いつものように山の中で修行していたら、サハチ(尚巴志)が帰って来たと教え子の娘が知らせてくれました。
マチルギは馬天浜に向かいます。馬天ヌルと佐敷ヌルも来ていて、三人でサハチを迎えます。
マチルギはサハチを見つめ、知らずに涙がこぼれてきます。
マチルギとサハチは砂浜を歩きながら積もる話を語り合います。
その晩、帰国祝いの宴が開かれ、その宴にはマチルギも呼ばれていました。マチルギが家族たちに歓迎されている事を知ってサハチは喜びます。
次の日の夕方、サハチはマチルギと約束の試合をして、引き分けます。

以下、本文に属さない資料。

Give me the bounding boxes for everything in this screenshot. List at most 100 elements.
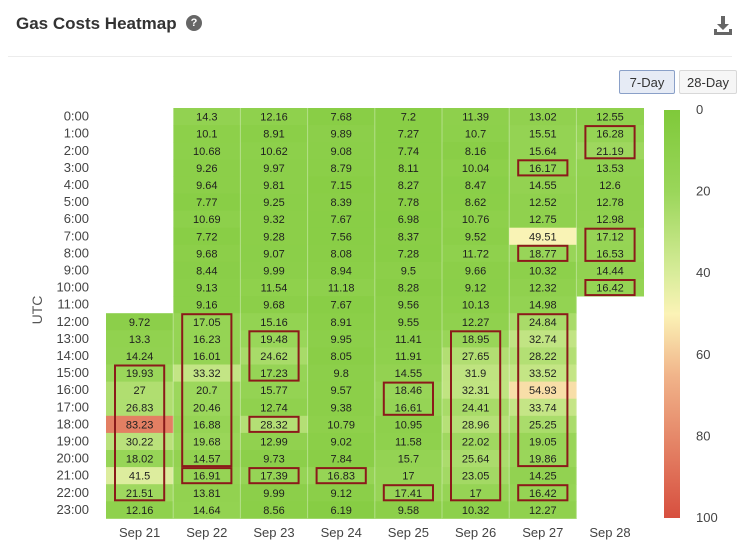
heatmap-cell (307, 296, 376, 314)
heatmap-cell (442, 347, 510, 365)
download-icon[interactable] (712, 14, 734, 36)
cell-value-label: 7.68 (330, 112, 351, 124)
heatmap-cell (173, 415, 241, 434)
cell-value-label: 9.97 (263, 163, 284, 175)
y-tick-label: 3:00 (64, 160, 89, 175)
cell-value-label: 8.62 (465, 197, 486, 209)
cell-value-label: 15.77 (260, 385, 288, 397)
y-tick-label: 15:00 (56, 365, 89, 380)
highlight-box (248, 330, 300, 382)
heatmap-cell (240, 450, 308, 468)
x-tick-label: Sep 21 (119, 525, 160, 540)
heatmap-cell (442, 415, 510, 434)
highlight-box (315, 467, 367, 485)
heatmap-cell (509, 313, 577, 331)
cell-value-label: 9.95 (330, 334, 351, 346)
cell-value-label: 21.19 (596, 146, 624, 158)
heatmap-cell (307, 381, 376, 400)
heatmap-cell (240, 261, 308, 280)
heatmap-cell (442, 364, 510, 382)
cell-value-label: 28.32 (260, 419, 288, 431)
cell-value-label: 12.75 (529, 214, 557, 226)
cell-value-label: 9.12 (330, 488, 351, 500)
heatmap-cell (509, 296, 577, 314)
cell-value-label: 14.55 (395, 368, 423, 380)
heatmap-cell (374, 432, 443, 451)
cell-value-label: 9.99 (263, 488, 284, 500)
heatmap-cell (173, 313, 241, 331)
scale-tick-label: 80 (696, 428, 710, 443)
heatmap-cell (442, 313, 510, 331)
cell-value-label: 10.13 (462, 300, 490, 312)
highlight-box (114, 364, 166, 502)
highlight-box (584, 125, 636, 160)
cell-value-label: 16.53 (596, 248, 624, 260)
y-tick-label: 19:00 (56, 433, 89, 448)
scale-tick-label: 60 (696, 347, 710, 362)
cell-value-label: 8.37 (398, 231, 419, 243)
cell-value-label: 27 (133, 385, 145, 397)
y-tick-label: 23:00 (56, 502, 89, 517)
heatmap-cell (307, 279, 376, 297)
y-tick-label: 2:00 (64, 143, 89, 158)
heatmap-cell (576, 227, 644, 246)
y-tick-label: 13:00 (56, 331, 89, 346)
cell-value-label: 7.67 (330, 214, 351, 226)
y-tick-label: 18:00 (56, 416, 89, 431)
heatmap-cell (576, 261, 644, 280)
color-scale-ticks: 0 20 40 60 80 100 (696, 102, 718, 525)
heatmap-cell (509, 210, 577, 229)
heatmap-cell (442, 296, 510, 314)
x-tick-label: Sep 22 (186, 525, 227, 540)
highlight-box (181, 467, 233, 485)
cell-value-label: 12.27 (462, 317, 490, 329)
cell-value-label: 41.5 (129, 471, 150, 483)
heatmap-cell (509, 432, 577, 451)
heatmap-cell (240, 364, 308, 382)
heatmap-cell (442, 381, 510, 400)
cell-value-label: 7.56 (330, 231, 351, 243)
range-7day-button[interactable]: 7-Day (619, 70, 675, 94)
heatmap-cell (307, 193, 376, 211)
range-28day-button[interactable]: 28-Day (679, 70, 737, 94)
cell-value-label: 8.16 (465, 146, 486, 158)
cell-value-label: 19.68 (193, 436, 221, 448)
heatmap-cell (173, 501, 241, 519)
cell-value-label: 31.9 (465, 368, 486, 380)
heatmap-cell (240, 159, 308, 177)
cell-value-label: 14.64 (193, 505, 221, 517)
heatmap-cell (173, 159, 241, 177)
heatmap-cell (576, 108, 644, 126)
color-scale-bar (664, 110, 680, 518)
cell-value-label: 16.61 (395, 402, 423, 414)
heatmap-cell (240, 296, 308, 314)
cell-value-label: 12.74 (260, 402, 288, 414)
heatmap-cell (240, 125, 308, 143)
cell-value-label: 8.08 (330, 248, 351, 260)
cell-value-label: 25.25 (529, 419, 557, 431)
heatmap-cell (442, 398, 510, 417)
heatmap-cell (307, 364, 376, 382)
y-axis-ticks: 0:00 1:00 2:00 3:00 4:00 5:00 6:00 7:00 8:00 9:00… (56, 109, 89, 517)
cell-value-label: 9.13 (196, 283, 217, 295)
heatmap-cell (307, 244, 376, 263)
cell-value-label: 14.98 (529, 300, 557, 312)
cell-value-label: 9.8 (334, 368, 349, 380)
heatmap-value-labels: 14.3 12.16 7.68 7.2 11.39 13.02 12.55 10.1 8.91 9… (126, 112, 624, 517)
cell-value-label: 10.95 (395, 419, 423, 431)
cell-value-label: 7.72 (196, 231, 217, 243)
highlight-boxes (114, 125, 636, 502)
heatmap-cell (374, 313, 443, 331)
cell-value-label: 17.23 (260, 368, 288, 380)
cell-value-label: 14.24 (126, 351, 154, 363)
heatmap-cell (442, 176, 510, 194)
heatmap-cell (576, 159, 644, 177)
heatmap-cell (173, 450, 241, 468)
cell-value-label: 14.44 (596, 265, 624, 277)
heatmap-cell (442, 244, 510, 263)
help-icon[interactable]: ? (186, 15, 202, 31)
heatmap-cell (307, 484, 376, 502)
heatmap-cell (374, 450, 443, 468)
cell-value-label: 9.73 (263, 454, 284, 466)
heatmap-cell (240, 244, 308, 263)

試合を見ていた娘たちが二人に喝采を送っていると、ウニタキがマチルギを訪ねて来ます。
ウニタキはマチルギに幸せになって下さいと言って去って行きます。



登場人物

・サハチ(尚巴志)
サミガー大主の孫。父は佐敷按司(サグルー)。

・マチルギ
伊波按司の次女。後に尚巴志の妻になる。

・サム
伊波按司の四男。後に尚巴志の家臣になる。

・苗代之子(なーしるぬしぃ)
尚巴志の叔父、佐敷按司の弟。剣術の名人。

・クマヌ
ヤマトゥの山伏。佐敷按司の家臣。

・クマヌの奥さん
島添大里の武将の妻だったが、夫は戦死し、娘と一緒に城下の焼け跡をさまよっていて、クマヌに助けられる。

・マチルー
クマヌの娘。

・美里之子(んざとぅぬしぃ)
佐敷按司の義弟。武術師範。

・佐敷按司
尚巴志の父、サグルー。

・馬天ヌル
尚巴志の叔母、マカマドゥ。

・マシュー
尚巴志の妹。馬天ヌルのもとでヌルの修行中。佐敷ヌル。

・サイムンタルー
中尾左衛門太郎。対馬の倭寇の頭領、早田三郎左衛門の次男。
妻の実家の中尾家を継いでいる。

・クルシ
早田三郎左衛門の重臣。

・ヒューガ
三好日向。武芸者。
サハチにとって重要な人物となる。
「陰の流れ 第一部」に智羅天として登場。愛洲移香斎に気合いの術と彫刻を教える。

・サミガー大主
尚巴志の祖父。伊平屋島出身で、馬天浜で鮫皮作りをしている。

・ウミンター
尚巴志の叔父。鮫皮作りを継ぐ事になっている。

・ウニタキ
勝連按司の三男。勝連に来たマチルギを見初めて嫁に請う。